University of Brasília, Brazil

The recent field of Shadow Cinema highlights the challenges of telling an alternative film history emphasizing the role played by unproduced pictures. Under this perspective, directors, producers and production companies may have their work reassessed. Shadow cinema opens up a vital new line of research; its authors, however, do not look into screenplays nor unfilmed scripts, neglecting their contributions to the research.

This paper aims to emphasize the role of unproduced screenplays toward shadow cinema, or a speculative archaeology, and its alternative film history. Initially, a typology of unfilmed scripts will be shared, highlighting four types of unproduced screenplays.
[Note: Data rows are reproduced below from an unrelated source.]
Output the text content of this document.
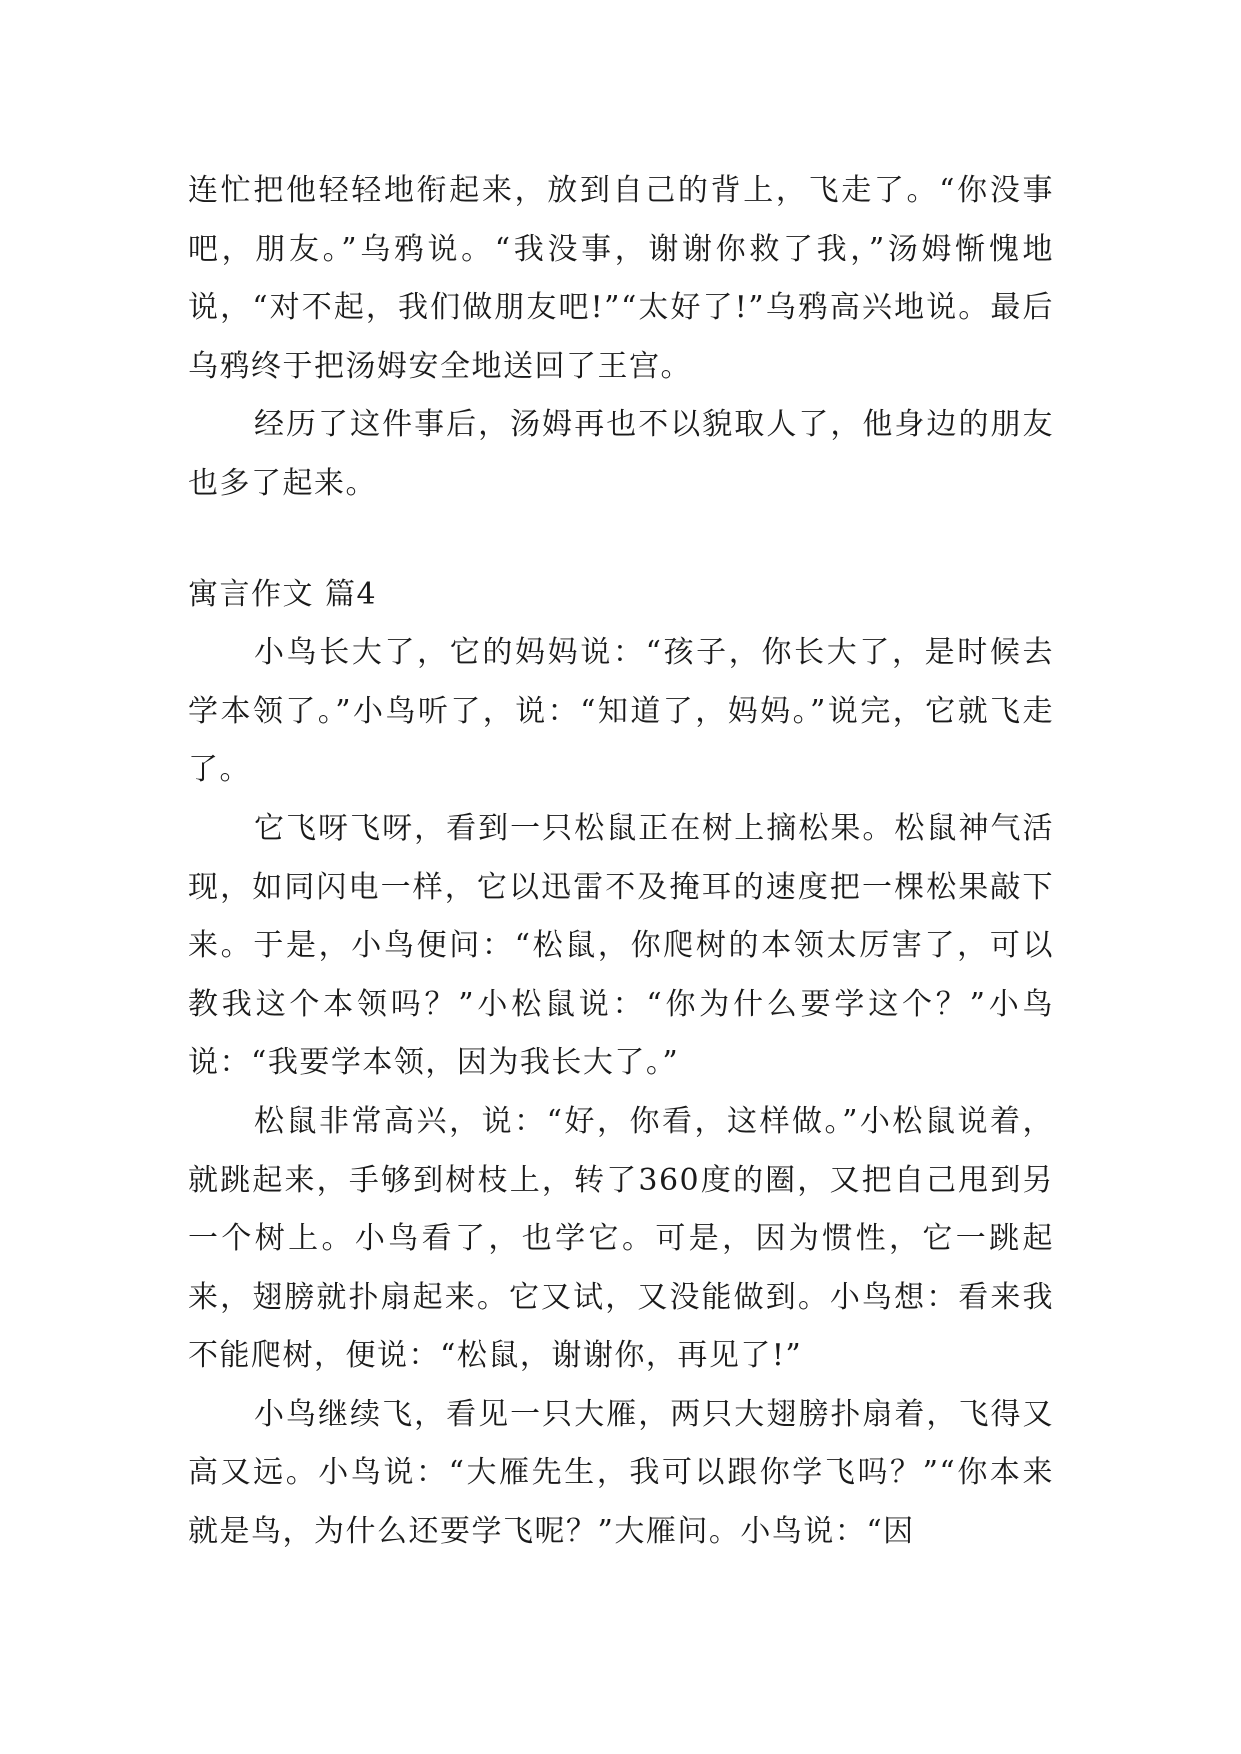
连忙把他轻轻地衔起来，放到自己的背上，飞走了。“你没事吧，朋友。”乌鸦说。“我没事，谢谢你救了我，”汤姆惭愧地说，“对不起，我们做朋友吧!”“太好了!”乌鸦高兴地说。最后乌鸦终于把汤姆安全地送回了王宫。

经历了这件事后，汤姆再也不以貌取人了，他身边的朋友也多了起来。

寓言作文 篇4

小鸟长大了，它的妈妈说：“孩子，你长大了，是时候去学本领了。”小鸟听了，说：“知道了，妈妈。”说完，它就飞走了。

它飞呀飞呀，看到一只松鼠正在树上摘松果。松鼠神气活现，如同闪电一样，它以迅雷不及掩耳的速度把一棵松果敲下来。于是，小鸟便问：“松鼠，你爬树的本领太厉害了，可以教我这个本领吗？”小松鼠说：“你为什么要学这个？”小鸟说：“我要学本领，因为我长大了。”

松鼠非常高兴，说：“好，你看，这样做。”小松鼠说着，就跳起来，手够到树枝上，转了360度的圈，又把自己甩到另一个树上。小鸟看了，也学它。可是，因为惯性，它一跳起来，翅膀就扑扇起来。它又试，又没能做到。小鸟想：看来我不能爬树，便说：“松鼠，谢谢你，再见了!”

小鸟继续飞，看见一只大雁，两只大翅膀扑扇着，飞得又高又远。小鸟说：“大雁先生，我可以跟你学飞吗？”“你本来就是鸟，为什么还要学飞呢？”大雁问。小鸟说：“因
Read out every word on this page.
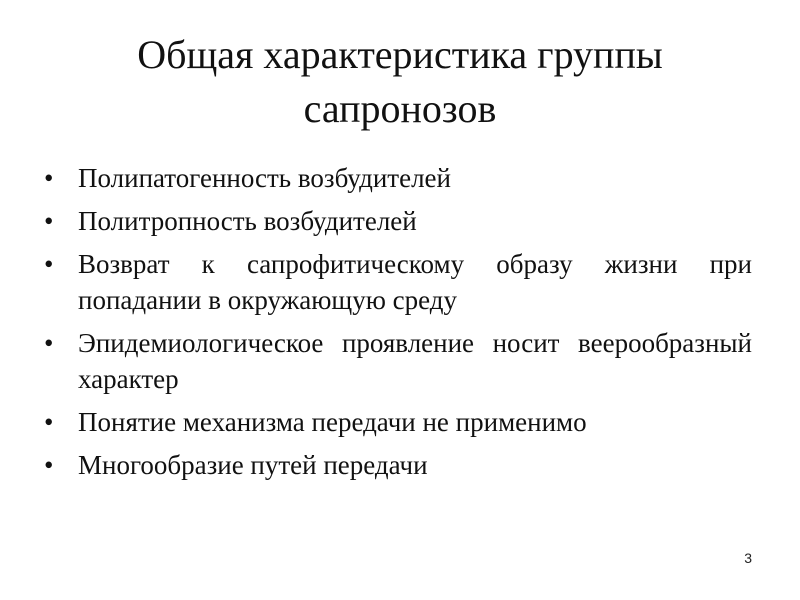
Общая характеристика группы сапронозов
• Полипатогенность возбудителей
• Политропность возбудителей
• Возврат к сапрофитическому образу жизни при попадании в окружающую среду
• Эпидемиологическое проявление носит веерообразный характер
• Понятие механизма передачи не применимо
• Многообразие путей передачи
3
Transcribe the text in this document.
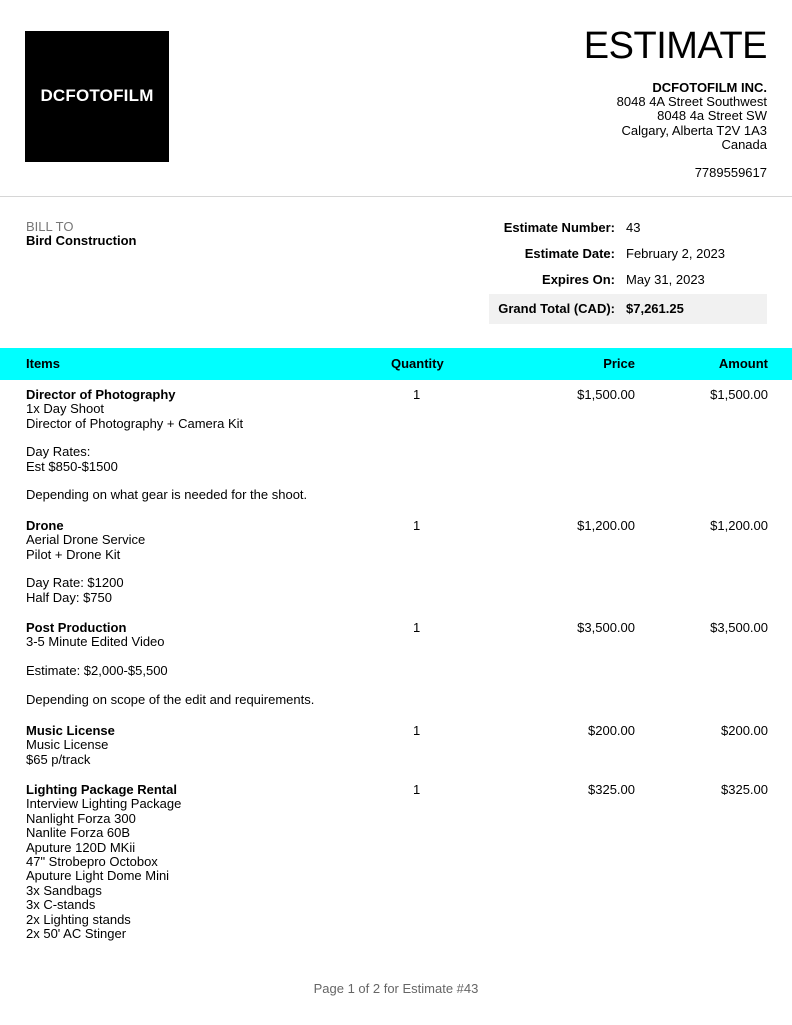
DCFOTOFILM
ESTIMATE
DCFOTOFILM INC.
8048 4A Street Southwest
8048 4a Street SW
Calgary, Alberta T2V 1A3
Canada
7789559617
BILL TO
Bird Construction
Estimate Number: 43
Estimate Date: February 2, 2023
Expires On: May 31, 2023
Grand Total (CAD): $7,261.25
Items	Quantity	Price	Amount
Director of Photography
1x Day Shoot
Director of Photography + Camera Kit
Day Rates:
Est $850-$1500
Depending on what gear is needed for the shoot.
1	$1,500.00	$1,500.00
Drone
Aerial Drone Service
Pilot + Drone Kit
Day Rate: $1200
Half Day: $750
1	$1,200.00	$1,200.00
Post Production
3-5 Minute Edited Video
Estimate: $2,000-$5,500
Depending on scope of the edit and requirements.
1	$3,500.00	$3,500.00
Music License
Music License
$65 p/track
1	$200.00	$200.00
Lighting Package Rental
Interview Lighting Package
Nanlight Forza 300
Nanlite Forza 60B
Aputure 120D MKii
47" Strobepro Octobox
Aputure Light Dome Mini
3x Sandbags
3x C-stands
2x Lighting stands
2x 50' AC Stinger
1	$325.00	$325.00
Page 1 of 2 for Estimate #43
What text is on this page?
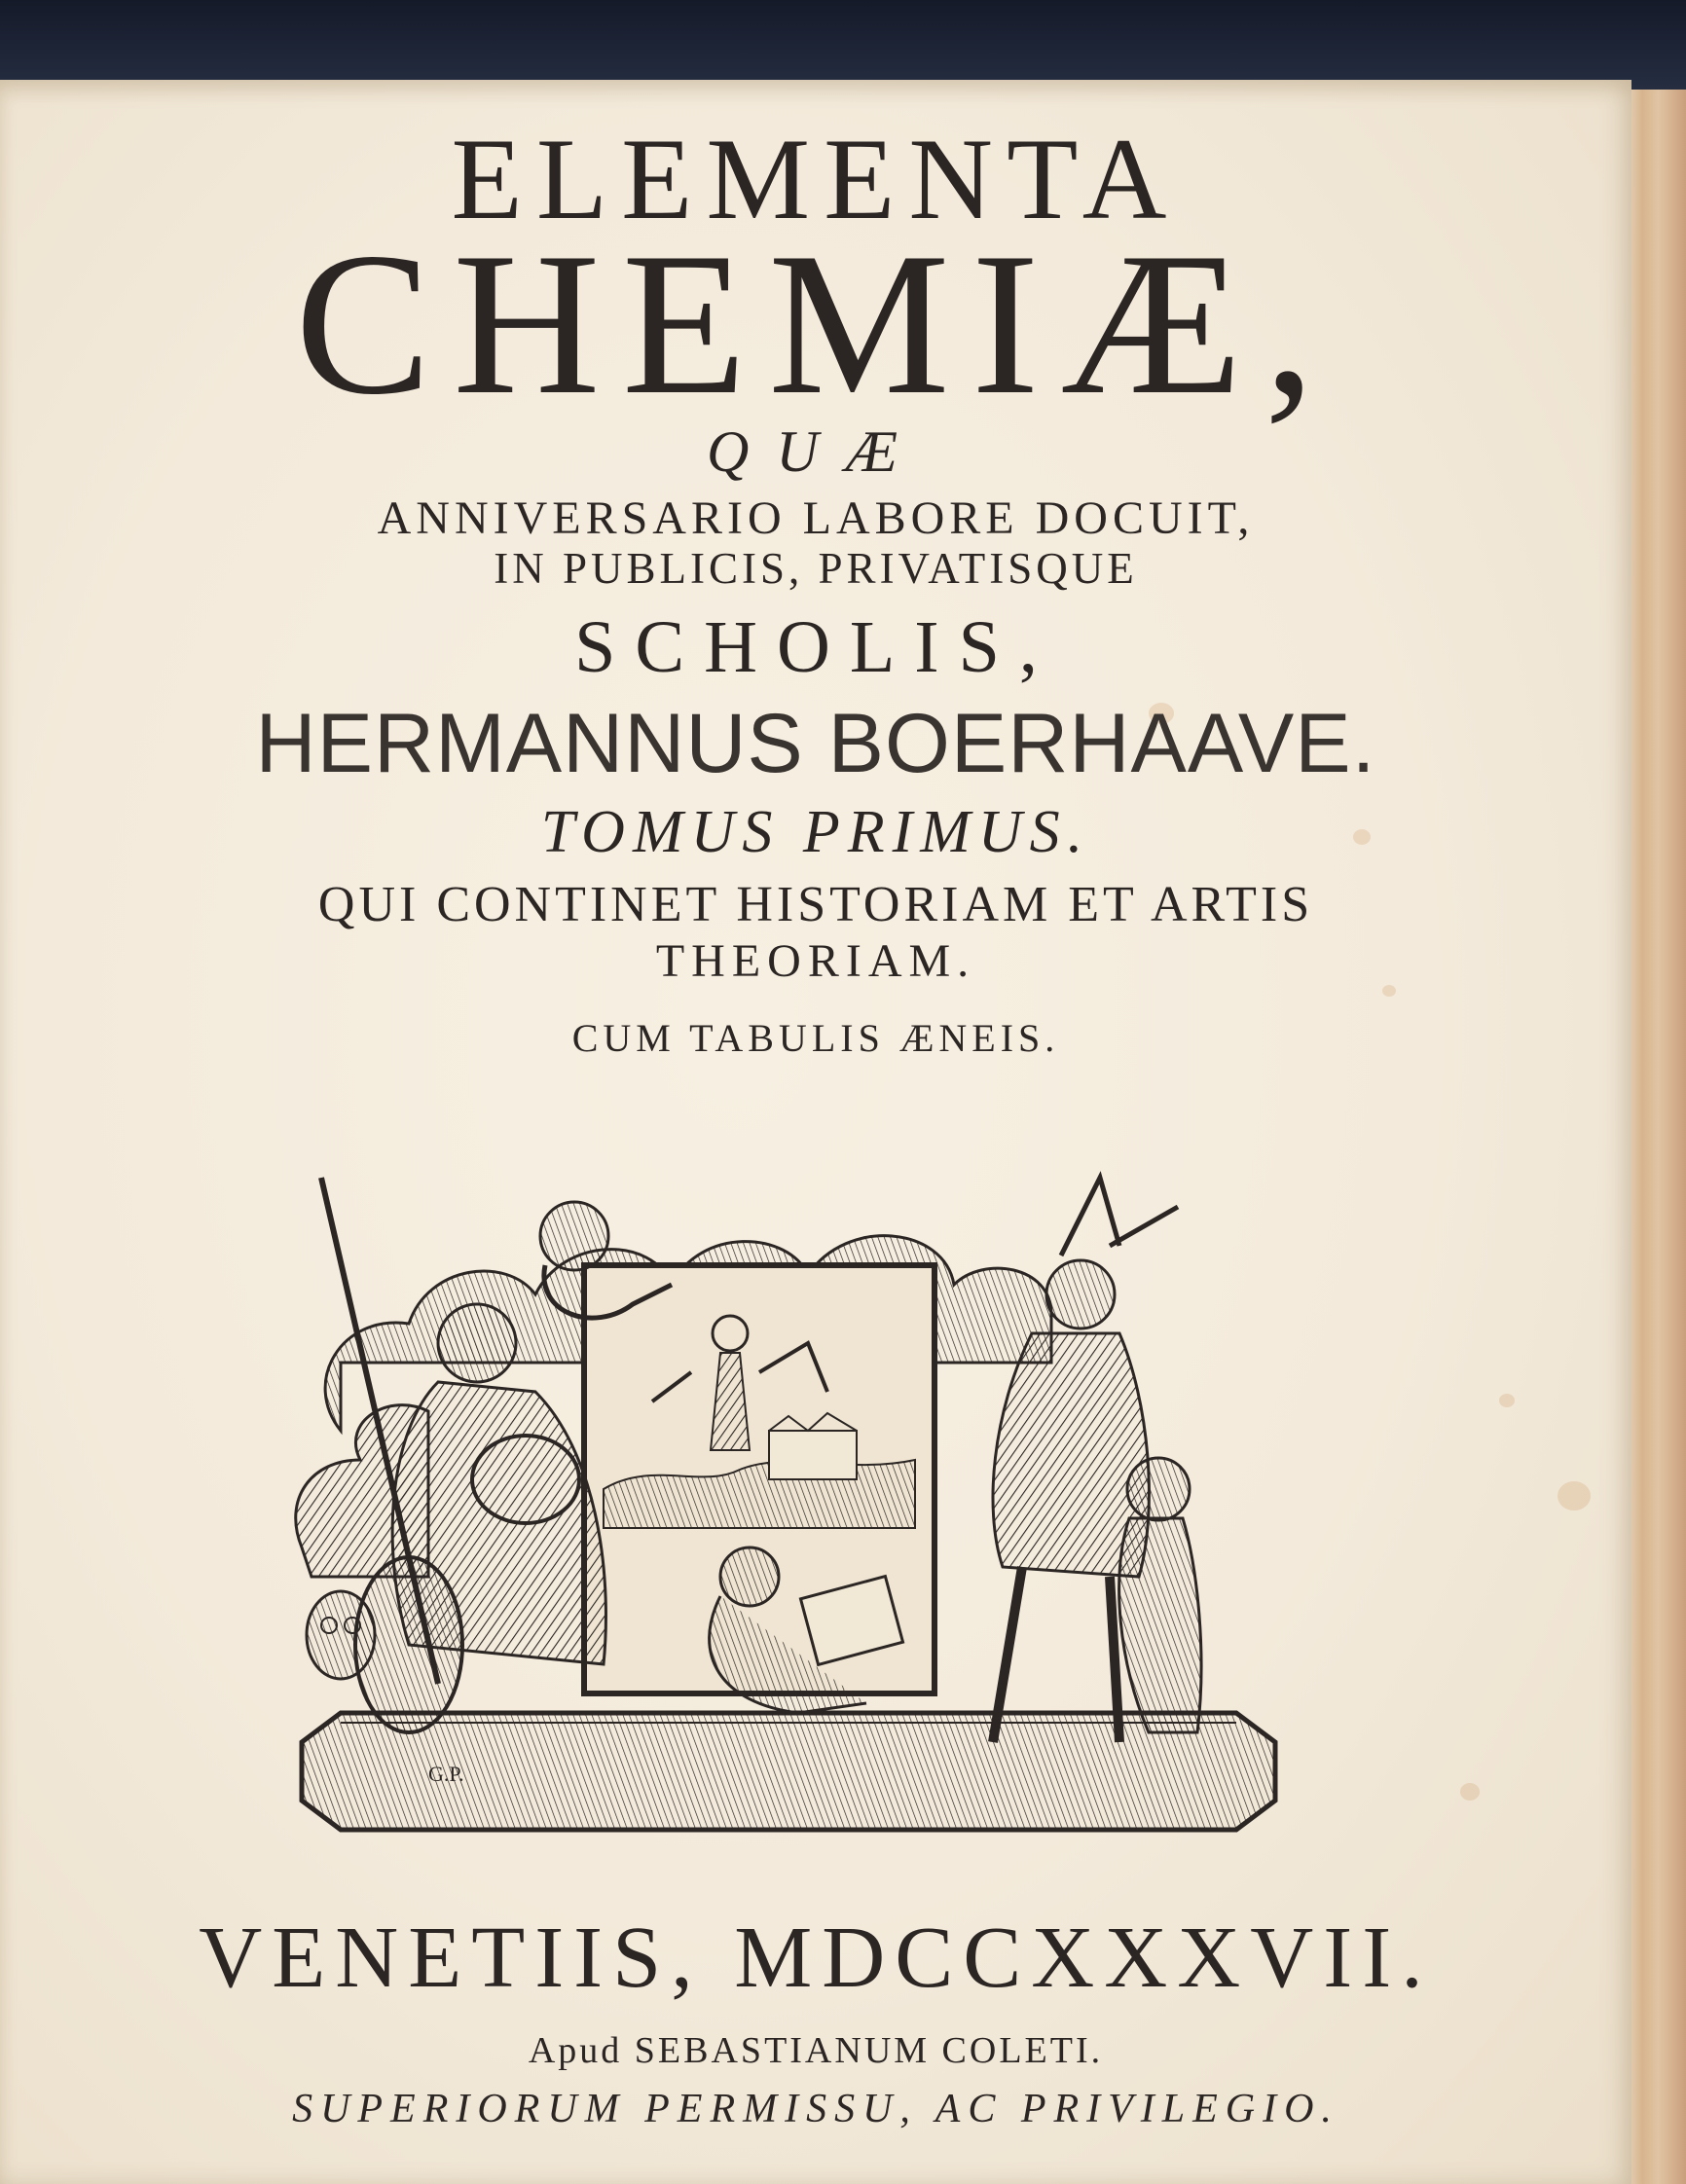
ELEMENTA
CHEMIÆ,
QUÆ
ANNIVERSARIO LABORE DOCUIT,
IN PUBLICIS, PRIVATISQUE
SCHOLIS,
HERMANNUS BOERHAAVE.
TOMUS PRIMUS.
QUI CONTINET HISTORIAM ET ARTIS
THEORIAM.
CUM TABULIS ÆNEIS.
G.P.
VENETIIS, MDCCXXXVII.
Apud SEBASTIANUM COLETI.
SUPERIORUM PERMISSU, AC PRIVILEGIO.
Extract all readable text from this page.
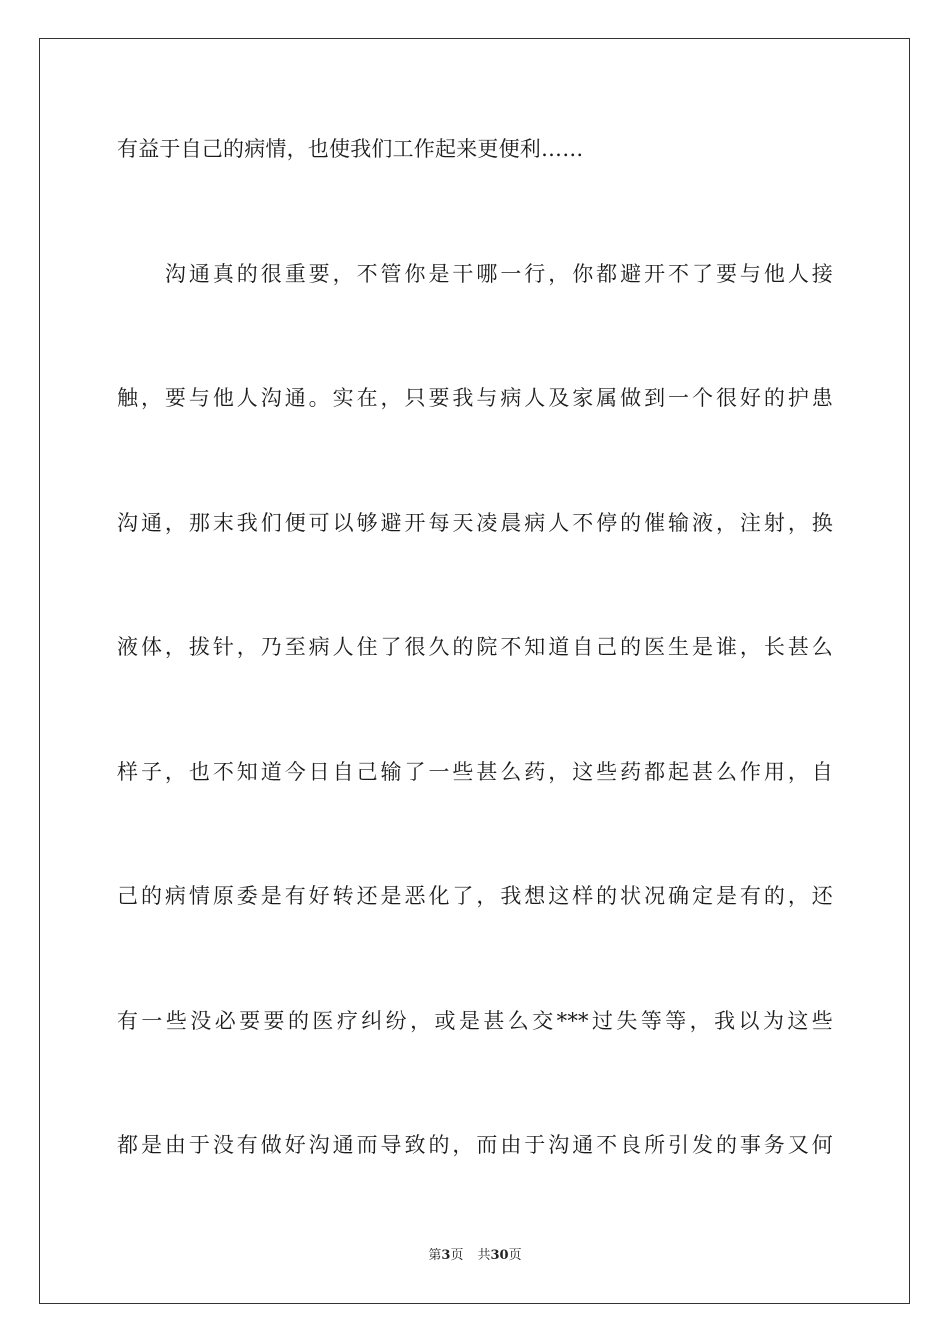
有益于自己的病情，也使我们工作起来更便利……
　　沟通真的很重要，不管你是干哪一行，你都避开不了要与他人接
触，要与他人沟通。实在，只要我与病人及家属做到一个很好的护患
沟通，那末我们便可以够避开每天凌晨病人不停的催输液，注射，换
液体，拔针，乃至病人住了很久的院不知道自己的医生是谁，长甚么
样子，也不知道今日自己输了一些甚么药，这些药都起甚么作用，自
己的病情原委是有好转还是恶化了，我想这样的状况确定是有的，还
有一些没必要要的医疗纠纷，或是甚么交***过失等等，我以为这些
都是由于没有做好沟通而导致的，而由于沟通不良所引发的事务又何
第3页 共30页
Moreover, these types arouse and activate different sorts of imaginary worlds, fictions, fables, timing and speculative approaches. In addition, this typology is influenced by gatekeeping, censorship, and other economical and biographical aspects that may determine the non-production of a script.

Secondly, unfilmed screenplays may have different attributes while contrasting consolidated film industries and ones marked by scarce production. The less a filmmaker or a film company produces, the more revealing their unproduced scripts are. Therefore, film ideas and unfilmed screenplays written by filmmakers from the global south may hide aesthetic worlds. Unfilmed scripts point out to worlds marked by fragments and failure, inviting readers to speculate toward their future fictions as well as worlds and works that haven’t been seen under historical lenses.

Following this decolonial bias, I will bring the cases of unfilmed scripts written by Manoel de Oliveira, Sergei Parajanov, Lima Barreto, Ousmene Sembene and Sara Maldoror. Akin to Saidyia Hartman’s critical fabulation concept, I am going to imagine the combination of these stories, speculating what kind of imaginary and film worlds might have happened if these (or similar unfilmed) stories would have been produced in their own historical time.

I am Brazilian, and a professor in the Department of Communication at the University of Brasilia. I have taught undergraduate students for the last 20 years, in different Brazilian and international universities. I have been awarded key grants such as DAAD and Fulbright, and since finishing my PhD I have had the joy of presenting in some of the most important congresses and seminars in the cinema world, such as SCMS, Film-Philosophy, NECS, Screenwriting Research Network and many others. I have had publications in a number of newspapers and film review magazines, for instance The Journal of Screenwriting, Senses of Cinema and La Furia Umana, to name a few. My first book was published in 2016 and the second in 2022; the former is about the partnership between Peter Handke and Wim Wenders, and the latter is about unproduced Hollywood scripts.